Эмили поджидала Джастина, уверенная, что он обязательно придет до отъезда к могиле погибшего друга. Она ранее видела его внизу на берегу, где он прощался с туземцами, пожимал обожженные солнцем сильные руки, обнимал Трини, а напоследок посадил на плечо Дани и понесся в туче брызг вдоль пляжа.
Пароход компании Уинтропа темнел жирной кляксой на бирюзовой глади моря. Джастин не издал ни звука, но Эмили знала, что он стоит за ее спиной.
— Ненавижу пароходы, они всегда кого-то увозят, — сказала девушка, не оборачиваясь.

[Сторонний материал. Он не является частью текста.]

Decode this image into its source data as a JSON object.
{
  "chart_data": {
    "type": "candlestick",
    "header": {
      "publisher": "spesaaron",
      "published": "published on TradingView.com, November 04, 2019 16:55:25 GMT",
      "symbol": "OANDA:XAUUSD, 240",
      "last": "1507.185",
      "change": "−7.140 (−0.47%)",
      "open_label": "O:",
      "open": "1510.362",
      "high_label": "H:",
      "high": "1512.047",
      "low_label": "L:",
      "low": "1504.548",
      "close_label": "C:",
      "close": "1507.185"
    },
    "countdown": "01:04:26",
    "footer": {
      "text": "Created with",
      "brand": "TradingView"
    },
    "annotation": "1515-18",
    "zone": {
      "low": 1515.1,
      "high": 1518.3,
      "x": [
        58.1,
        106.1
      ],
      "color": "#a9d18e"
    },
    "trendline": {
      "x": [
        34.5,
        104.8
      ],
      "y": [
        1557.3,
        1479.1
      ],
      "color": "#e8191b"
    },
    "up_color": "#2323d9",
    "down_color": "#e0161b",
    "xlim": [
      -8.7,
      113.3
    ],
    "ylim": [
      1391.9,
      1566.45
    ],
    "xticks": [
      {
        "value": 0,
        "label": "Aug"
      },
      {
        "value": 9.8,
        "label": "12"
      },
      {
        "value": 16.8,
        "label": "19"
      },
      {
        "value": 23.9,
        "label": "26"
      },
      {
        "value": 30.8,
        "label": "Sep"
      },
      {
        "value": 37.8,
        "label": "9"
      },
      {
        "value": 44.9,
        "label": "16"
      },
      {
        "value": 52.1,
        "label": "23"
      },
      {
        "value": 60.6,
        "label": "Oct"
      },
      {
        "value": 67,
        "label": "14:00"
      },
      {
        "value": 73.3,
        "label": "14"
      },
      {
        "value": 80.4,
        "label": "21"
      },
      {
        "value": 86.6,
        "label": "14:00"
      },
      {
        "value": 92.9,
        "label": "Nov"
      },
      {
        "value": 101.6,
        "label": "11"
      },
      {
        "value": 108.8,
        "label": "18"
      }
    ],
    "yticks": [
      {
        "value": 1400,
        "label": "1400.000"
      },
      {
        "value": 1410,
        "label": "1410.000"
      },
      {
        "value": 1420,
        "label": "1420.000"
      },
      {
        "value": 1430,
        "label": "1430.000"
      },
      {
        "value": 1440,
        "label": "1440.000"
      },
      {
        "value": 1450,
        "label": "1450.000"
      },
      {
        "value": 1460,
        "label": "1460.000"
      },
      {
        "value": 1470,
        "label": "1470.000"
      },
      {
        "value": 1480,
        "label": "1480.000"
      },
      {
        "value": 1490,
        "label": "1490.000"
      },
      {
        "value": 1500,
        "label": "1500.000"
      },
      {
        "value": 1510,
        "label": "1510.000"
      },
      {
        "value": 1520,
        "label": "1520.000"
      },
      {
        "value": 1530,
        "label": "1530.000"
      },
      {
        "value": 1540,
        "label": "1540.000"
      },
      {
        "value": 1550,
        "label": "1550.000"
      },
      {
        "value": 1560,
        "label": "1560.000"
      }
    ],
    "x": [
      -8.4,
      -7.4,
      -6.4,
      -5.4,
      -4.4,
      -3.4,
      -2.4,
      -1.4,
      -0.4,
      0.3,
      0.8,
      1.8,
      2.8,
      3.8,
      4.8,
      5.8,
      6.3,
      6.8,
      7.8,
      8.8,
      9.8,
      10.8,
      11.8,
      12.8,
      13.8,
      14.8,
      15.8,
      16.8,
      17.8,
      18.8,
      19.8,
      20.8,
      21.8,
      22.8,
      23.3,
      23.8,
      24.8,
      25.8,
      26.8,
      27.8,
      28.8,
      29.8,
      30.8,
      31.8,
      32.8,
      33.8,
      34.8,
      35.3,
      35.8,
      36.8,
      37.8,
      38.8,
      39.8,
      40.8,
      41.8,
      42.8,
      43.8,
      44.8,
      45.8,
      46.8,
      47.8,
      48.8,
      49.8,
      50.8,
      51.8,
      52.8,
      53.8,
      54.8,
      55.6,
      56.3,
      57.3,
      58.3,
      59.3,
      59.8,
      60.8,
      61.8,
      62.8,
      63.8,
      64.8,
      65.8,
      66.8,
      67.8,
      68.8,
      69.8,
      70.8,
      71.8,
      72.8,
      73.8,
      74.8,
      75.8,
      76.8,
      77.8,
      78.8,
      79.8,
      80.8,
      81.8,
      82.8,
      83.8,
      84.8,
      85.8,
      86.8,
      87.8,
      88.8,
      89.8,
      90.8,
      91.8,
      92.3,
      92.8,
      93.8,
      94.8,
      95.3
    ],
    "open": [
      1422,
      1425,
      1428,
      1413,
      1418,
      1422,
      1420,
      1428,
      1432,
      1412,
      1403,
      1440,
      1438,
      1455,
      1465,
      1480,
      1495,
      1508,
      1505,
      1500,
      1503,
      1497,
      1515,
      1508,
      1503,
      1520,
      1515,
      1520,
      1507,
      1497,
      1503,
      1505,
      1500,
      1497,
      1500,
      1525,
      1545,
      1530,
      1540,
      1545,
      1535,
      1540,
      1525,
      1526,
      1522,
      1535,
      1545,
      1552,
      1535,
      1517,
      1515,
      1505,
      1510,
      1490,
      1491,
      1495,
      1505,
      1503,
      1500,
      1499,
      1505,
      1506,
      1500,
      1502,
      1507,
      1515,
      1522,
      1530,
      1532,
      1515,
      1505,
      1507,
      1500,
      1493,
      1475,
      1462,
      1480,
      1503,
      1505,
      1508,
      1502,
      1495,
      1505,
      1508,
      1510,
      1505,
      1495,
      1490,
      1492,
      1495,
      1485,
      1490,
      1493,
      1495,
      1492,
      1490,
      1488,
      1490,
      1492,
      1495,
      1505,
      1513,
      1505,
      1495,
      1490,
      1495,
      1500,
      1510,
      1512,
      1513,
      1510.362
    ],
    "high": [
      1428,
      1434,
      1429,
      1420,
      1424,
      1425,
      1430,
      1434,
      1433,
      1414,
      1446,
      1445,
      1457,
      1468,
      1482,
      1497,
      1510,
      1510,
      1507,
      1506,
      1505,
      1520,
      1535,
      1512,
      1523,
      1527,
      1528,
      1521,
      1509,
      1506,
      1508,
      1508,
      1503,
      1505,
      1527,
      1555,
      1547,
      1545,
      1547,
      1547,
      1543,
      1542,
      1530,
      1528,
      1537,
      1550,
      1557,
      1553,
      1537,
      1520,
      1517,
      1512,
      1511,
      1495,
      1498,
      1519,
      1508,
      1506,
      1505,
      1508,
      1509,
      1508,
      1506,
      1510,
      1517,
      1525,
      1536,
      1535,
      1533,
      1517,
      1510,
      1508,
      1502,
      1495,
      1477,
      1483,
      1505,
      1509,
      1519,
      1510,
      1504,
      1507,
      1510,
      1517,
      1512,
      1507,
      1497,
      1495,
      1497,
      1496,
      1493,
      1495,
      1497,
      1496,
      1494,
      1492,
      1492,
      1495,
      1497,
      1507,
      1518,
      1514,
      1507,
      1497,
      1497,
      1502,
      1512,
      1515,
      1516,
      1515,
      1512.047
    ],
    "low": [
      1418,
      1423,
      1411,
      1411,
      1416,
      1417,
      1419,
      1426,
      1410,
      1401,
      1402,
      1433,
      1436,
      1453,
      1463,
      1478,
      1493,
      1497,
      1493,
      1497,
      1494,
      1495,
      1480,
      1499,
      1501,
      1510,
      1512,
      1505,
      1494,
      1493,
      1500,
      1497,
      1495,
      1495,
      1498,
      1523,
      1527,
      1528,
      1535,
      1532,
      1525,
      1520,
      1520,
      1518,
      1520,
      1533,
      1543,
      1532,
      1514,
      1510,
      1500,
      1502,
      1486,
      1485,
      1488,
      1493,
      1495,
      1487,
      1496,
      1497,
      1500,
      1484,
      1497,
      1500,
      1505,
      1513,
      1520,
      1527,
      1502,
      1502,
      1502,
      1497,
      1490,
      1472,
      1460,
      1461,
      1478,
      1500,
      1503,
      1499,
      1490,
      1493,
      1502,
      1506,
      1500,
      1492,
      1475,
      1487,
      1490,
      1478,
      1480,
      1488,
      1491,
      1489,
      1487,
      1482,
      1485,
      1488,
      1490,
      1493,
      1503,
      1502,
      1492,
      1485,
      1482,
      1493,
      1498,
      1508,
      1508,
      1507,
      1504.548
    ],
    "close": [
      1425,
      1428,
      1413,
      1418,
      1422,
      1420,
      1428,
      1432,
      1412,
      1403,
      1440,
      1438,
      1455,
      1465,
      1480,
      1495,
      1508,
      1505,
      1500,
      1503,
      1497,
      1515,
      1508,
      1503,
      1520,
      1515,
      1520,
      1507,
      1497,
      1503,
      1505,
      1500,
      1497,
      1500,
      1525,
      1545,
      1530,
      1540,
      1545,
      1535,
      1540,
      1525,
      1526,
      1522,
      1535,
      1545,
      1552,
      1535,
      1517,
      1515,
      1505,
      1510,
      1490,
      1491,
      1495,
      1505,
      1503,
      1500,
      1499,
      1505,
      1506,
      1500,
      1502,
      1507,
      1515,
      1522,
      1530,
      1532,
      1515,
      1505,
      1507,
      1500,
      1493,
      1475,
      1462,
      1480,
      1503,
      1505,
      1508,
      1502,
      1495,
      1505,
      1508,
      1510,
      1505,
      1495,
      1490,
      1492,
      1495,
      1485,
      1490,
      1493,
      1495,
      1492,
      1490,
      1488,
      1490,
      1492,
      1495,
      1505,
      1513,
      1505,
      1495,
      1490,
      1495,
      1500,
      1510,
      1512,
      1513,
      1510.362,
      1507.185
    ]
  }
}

— Они же и привозят, — возразил Джастин.
Верно, хотел успокоить, подбодрить, но в теплом воздухе будто повеяло холодом, Эмили зябко передернула плечами, повернулась к Джастину и чуть не ахнула. До сих пор ей случалось видеть его только голым по пояс в потертых, затрапезных брюках с дырами на коленях, теперь же, в новом наряде, он казался куда более привлекательным. Без сюртука, в отлично сшитом жилете и белоснежной, хорошо выглаженной рубашке, свободно сидевшей на широких плечах, Джастин был неотразим. Эмили пожирала его глазами, даже во рту у нее пересохло от внезапно вспыхнувшего желания.
По-видимому, именно так был одет преисполненный радужных надежд молодой искатель приключений, когда прибыл сюда, в Новую Зеландию, где рассчитывал найти свое счастье. С тех пор минул не один год и многое изменилось. Эмили не променяла бы ни единого волоска с его поседевших висков за возможность вернуть того, прежнего Джастина. От прошлого унаследована лишь стройная фигура, которой как нельзя лучше подходит этот элегантный наряд. На столь блистательном фоне Эмили стало мучительно стыдно за собственную более чем скромную одежду, она потупила глаза и принялась ковырять носком в песке.